The overall test sensitivity and specificity were 83 and 92%, respectively, when only one positive sample was required for positivity and were 82 and 97%, respectively, when two or more positive samples were required for positivity. The test positive predictive value and efficiency could also be increased, from 84 to 95% and from 89 to 92%, when two or more positive samples were required for positivity. Requiring two or more positive test samples before a case is considered positive often improves the sensitivity or specificity of antigen or metabolite detection tests for candidiasis as well as for aspergillosis. This stems at least in part from the transient nature of some antigens (reducing sensitivity) or possible cross-reactive epitopes (reducing specificity). For example, multiple sampling for enolase, a metabolic enzyme of C. albicans, in an antigen detection format was found to improve test sensitivity to 75%, compared to 54% when only a single sample was tested (81). Daily sampling was also required to optimally detect the C. albicans metabolite arabinitol in patient serum (22, 35, 82, 83). In addition, the highest test sensitivity for detecting cell wall-derived mannoproteins of C. albicans occurred when cancer patients were screened at least weekly (19, 59). In contrast, multiple sampling improved the specificity of the PLATELIA, a test to detect circulating cell wall galactomannan of Aspergillus species, by decreasing false-positive results from 50 to 23% (26). Others have found multiple sampling to increase the specificity of the PLATELIA (76, 79), and it has been hypothesized that potential cross-reactivities of galactomannan with carbohydrate molecules from various sources may be responsible for transient false-positive results (24, 29, 75, 76). In our study, multiple sampling had little effect on test sensitivity but did increase test specificity.

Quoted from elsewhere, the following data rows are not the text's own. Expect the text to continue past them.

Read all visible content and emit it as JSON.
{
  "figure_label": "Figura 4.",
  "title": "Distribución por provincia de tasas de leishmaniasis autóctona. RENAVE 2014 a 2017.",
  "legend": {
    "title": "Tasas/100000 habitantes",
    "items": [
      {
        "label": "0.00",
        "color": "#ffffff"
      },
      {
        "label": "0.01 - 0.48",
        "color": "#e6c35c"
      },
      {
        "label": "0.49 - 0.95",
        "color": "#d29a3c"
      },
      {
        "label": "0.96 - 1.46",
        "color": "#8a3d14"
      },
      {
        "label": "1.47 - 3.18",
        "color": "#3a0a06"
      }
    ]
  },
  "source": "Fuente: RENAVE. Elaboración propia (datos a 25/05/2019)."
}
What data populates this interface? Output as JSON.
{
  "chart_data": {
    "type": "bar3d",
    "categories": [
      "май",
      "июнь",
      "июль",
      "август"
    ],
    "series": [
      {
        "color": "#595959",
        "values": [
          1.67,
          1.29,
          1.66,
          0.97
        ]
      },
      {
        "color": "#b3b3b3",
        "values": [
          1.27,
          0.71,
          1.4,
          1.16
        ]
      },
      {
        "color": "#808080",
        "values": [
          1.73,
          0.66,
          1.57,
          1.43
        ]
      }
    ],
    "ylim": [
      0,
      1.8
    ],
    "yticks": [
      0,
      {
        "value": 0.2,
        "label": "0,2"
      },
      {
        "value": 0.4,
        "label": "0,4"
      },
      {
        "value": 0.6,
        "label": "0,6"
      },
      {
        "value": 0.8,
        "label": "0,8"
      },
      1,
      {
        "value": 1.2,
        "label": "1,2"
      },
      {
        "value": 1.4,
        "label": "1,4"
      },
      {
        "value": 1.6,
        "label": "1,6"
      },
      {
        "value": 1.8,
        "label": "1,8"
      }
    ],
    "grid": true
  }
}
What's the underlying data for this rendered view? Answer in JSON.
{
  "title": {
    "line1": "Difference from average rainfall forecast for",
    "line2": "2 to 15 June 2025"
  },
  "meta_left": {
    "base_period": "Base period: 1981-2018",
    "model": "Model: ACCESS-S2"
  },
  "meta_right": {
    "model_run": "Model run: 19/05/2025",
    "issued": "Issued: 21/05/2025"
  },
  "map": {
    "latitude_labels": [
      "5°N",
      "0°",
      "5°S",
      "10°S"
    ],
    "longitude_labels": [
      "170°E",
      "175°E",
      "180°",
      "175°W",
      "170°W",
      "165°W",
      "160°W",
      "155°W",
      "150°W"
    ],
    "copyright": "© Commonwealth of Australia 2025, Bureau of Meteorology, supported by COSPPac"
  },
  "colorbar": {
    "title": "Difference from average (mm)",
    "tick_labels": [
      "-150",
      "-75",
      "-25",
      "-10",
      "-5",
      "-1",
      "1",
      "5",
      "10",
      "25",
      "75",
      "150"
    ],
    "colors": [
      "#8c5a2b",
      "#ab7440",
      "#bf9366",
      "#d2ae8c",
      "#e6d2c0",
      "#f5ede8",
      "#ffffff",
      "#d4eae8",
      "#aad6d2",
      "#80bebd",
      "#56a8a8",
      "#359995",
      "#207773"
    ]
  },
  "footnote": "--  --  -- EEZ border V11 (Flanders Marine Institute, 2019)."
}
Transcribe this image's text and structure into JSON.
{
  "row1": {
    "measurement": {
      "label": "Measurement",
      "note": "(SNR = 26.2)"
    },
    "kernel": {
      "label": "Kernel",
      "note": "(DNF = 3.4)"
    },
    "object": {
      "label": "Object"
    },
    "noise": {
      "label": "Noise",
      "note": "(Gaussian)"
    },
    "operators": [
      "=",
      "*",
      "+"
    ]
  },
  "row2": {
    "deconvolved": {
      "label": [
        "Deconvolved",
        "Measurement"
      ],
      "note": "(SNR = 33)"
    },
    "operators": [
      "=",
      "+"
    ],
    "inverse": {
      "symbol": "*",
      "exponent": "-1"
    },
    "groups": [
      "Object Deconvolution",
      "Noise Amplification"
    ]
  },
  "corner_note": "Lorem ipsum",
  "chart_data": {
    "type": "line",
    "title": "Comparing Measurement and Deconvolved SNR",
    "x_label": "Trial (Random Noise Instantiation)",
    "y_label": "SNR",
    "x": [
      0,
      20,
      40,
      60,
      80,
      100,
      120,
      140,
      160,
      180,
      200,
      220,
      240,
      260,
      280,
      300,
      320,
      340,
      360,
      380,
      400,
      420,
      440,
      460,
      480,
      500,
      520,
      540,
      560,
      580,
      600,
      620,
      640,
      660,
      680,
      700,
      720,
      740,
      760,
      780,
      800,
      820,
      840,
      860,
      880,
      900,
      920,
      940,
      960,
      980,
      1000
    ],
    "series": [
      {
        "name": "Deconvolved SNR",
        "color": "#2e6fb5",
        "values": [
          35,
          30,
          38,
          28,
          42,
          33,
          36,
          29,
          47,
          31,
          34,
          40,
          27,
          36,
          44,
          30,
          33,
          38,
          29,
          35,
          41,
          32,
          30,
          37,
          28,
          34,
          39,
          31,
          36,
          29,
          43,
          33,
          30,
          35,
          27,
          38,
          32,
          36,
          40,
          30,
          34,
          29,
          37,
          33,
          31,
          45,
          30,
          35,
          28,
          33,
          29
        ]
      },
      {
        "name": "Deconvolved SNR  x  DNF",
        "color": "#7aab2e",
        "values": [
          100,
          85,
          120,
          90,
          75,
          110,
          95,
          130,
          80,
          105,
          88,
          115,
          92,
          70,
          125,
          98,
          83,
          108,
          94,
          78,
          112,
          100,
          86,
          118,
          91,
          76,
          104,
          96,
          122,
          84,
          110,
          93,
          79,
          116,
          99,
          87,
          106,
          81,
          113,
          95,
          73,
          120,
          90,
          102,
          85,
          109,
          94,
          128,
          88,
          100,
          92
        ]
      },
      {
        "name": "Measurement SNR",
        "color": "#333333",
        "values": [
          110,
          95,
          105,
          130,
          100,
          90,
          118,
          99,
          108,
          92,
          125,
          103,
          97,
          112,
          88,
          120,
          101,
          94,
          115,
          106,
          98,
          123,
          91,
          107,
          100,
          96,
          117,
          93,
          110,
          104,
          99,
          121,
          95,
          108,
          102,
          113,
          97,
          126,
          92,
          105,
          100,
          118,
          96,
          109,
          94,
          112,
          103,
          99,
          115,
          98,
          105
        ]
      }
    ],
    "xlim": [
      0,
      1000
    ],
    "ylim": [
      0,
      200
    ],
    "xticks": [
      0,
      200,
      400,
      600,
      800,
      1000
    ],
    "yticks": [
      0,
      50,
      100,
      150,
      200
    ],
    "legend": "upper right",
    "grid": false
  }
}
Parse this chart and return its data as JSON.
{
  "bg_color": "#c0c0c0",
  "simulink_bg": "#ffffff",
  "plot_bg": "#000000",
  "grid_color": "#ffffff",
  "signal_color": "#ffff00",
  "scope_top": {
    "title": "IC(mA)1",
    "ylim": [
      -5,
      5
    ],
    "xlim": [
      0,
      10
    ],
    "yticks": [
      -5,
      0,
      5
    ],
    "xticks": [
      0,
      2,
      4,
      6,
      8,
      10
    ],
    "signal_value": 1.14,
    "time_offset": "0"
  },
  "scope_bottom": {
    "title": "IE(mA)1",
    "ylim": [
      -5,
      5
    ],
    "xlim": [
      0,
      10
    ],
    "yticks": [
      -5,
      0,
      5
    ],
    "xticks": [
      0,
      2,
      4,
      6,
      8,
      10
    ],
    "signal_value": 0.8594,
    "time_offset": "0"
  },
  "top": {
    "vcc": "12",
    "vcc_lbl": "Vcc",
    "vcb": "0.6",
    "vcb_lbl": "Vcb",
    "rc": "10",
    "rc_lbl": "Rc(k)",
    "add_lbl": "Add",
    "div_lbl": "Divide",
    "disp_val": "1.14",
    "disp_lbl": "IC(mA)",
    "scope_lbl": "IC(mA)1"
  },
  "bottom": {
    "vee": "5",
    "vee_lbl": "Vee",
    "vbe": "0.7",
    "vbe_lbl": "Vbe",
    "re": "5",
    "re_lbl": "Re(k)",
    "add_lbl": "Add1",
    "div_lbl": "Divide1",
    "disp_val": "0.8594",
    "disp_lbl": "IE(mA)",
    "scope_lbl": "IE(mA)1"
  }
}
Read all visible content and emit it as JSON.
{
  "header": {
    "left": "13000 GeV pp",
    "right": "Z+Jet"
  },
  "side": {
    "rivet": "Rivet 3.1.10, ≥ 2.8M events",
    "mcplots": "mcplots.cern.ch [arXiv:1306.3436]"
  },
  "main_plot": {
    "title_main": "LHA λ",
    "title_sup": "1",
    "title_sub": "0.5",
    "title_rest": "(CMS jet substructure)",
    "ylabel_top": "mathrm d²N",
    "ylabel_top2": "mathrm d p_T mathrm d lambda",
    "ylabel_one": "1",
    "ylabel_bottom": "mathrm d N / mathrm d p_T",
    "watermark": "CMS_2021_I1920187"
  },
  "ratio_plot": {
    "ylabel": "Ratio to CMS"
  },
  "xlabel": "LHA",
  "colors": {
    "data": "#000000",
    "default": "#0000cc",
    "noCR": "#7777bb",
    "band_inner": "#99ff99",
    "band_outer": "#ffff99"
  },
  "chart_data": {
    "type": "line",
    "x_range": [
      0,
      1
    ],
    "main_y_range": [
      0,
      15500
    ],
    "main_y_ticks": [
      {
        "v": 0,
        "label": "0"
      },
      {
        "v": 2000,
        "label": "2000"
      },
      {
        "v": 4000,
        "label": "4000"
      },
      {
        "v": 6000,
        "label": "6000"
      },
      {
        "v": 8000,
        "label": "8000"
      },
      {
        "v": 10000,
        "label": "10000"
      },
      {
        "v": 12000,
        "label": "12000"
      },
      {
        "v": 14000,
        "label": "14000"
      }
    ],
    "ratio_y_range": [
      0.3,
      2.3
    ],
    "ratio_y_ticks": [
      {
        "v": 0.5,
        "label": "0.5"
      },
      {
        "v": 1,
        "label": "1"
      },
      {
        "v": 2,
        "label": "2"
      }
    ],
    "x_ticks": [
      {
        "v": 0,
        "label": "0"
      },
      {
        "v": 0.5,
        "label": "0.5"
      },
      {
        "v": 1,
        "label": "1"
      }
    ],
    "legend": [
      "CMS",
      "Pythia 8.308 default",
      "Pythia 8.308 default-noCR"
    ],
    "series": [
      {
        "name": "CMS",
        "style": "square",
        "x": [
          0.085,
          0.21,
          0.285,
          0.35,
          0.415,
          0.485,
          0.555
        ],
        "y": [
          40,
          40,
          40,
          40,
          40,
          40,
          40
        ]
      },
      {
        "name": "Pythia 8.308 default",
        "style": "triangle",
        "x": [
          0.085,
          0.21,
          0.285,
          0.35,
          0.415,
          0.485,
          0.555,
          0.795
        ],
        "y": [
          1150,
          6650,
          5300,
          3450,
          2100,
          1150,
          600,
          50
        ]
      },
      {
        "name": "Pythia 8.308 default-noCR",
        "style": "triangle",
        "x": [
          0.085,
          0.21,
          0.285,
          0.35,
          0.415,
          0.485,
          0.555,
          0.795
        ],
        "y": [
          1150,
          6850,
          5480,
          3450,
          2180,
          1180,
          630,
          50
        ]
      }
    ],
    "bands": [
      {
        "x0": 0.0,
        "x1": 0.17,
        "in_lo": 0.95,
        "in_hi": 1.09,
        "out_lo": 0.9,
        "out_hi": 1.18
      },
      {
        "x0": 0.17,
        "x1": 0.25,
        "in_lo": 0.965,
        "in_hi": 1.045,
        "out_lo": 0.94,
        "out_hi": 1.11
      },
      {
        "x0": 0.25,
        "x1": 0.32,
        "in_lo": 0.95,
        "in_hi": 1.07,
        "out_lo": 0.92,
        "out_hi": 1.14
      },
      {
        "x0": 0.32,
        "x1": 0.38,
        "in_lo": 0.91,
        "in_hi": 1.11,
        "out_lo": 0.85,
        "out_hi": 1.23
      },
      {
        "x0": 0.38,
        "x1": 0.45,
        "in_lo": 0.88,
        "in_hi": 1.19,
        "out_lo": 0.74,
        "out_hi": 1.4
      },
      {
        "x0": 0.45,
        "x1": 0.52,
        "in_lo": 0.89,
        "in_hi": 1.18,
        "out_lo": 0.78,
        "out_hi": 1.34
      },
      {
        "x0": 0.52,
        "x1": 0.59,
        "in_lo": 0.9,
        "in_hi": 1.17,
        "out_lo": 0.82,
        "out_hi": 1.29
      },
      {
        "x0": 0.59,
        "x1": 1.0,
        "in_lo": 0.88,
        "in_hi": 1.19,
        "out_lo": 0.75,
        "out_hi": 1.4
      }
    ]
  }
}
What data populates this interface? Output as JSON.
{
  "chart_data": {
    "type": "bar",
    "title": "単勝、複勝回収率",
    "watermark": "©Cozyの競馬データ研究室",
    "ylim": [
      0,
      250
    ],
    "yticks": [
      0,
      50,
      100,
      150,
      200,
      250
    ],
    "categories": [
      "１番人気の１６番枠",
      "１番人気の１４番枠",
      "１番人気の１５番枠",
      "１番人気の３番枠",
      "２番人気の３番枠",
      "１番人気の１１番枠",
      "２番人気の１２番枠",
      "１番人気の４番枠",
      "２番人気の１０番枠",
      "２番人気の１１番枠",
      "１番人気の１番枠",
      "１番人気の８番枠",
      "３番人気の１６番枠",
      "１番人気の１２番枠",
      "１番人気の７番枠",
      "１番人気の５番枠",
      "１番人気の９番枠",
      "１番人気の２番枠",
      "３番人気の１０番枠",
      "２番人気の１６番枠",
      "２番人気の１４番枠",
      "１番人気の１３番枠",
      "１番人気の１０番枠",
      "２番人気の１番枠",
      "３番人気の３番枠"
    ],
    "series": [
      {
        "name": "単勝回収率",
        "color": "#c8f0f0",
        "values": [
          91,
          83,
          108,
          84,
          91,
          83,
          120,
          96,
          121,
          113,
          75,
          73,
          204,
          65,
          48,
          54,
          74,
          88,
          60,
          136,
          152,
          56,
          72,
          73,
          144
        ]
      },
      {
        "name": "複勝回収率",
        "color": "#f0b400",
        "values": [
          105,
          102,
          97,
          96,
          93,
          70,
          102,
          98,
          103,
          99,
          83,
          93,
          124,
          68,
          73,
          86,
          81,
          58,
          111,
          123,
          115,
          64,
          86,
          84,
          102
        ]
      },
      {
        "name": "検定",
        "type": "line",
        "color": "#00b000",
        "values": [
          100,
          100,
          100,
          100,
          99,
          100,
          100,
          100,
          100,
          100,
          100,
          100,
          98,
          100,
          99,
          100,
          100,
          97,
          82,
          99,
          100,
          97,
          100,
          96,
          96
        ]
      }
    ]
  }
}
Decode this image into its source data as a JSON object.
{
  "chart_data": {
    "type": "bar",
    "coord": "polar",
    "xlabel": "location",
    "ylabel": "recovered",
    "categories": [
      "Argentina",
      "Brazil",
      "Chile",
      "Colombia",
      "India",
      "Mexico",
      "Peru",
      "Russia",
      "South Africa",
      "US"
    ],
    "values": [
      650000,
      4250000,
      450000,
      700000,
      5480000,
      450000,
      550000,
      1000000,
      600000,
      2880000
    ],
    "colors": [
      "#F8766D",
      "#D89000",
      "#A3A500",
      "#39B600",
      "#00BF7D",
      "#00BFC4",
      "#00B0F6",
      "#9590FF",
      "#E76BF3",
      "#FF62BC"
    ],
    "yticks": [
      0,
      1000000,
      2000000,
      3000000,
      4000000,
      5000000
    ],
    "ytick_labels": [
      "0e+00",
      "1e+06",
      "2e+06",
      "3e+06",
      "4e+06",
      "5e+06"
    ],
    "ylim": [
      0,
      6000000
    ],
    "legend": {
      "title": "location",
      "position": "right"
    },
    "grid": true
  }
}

In conclusion, the Sap inhibition ELISA described here was sensitive and specific for the detection of Sap in urine specimens from rabbits with disseminated C. albicans infection, discriminated between colonization and invasive disease, reflected disease progression and severity, could detect invasive disease as early as 1 day after infection in 50% of cases, and has the potential to be a noninvasive means to diagnose disseminated candidiasis.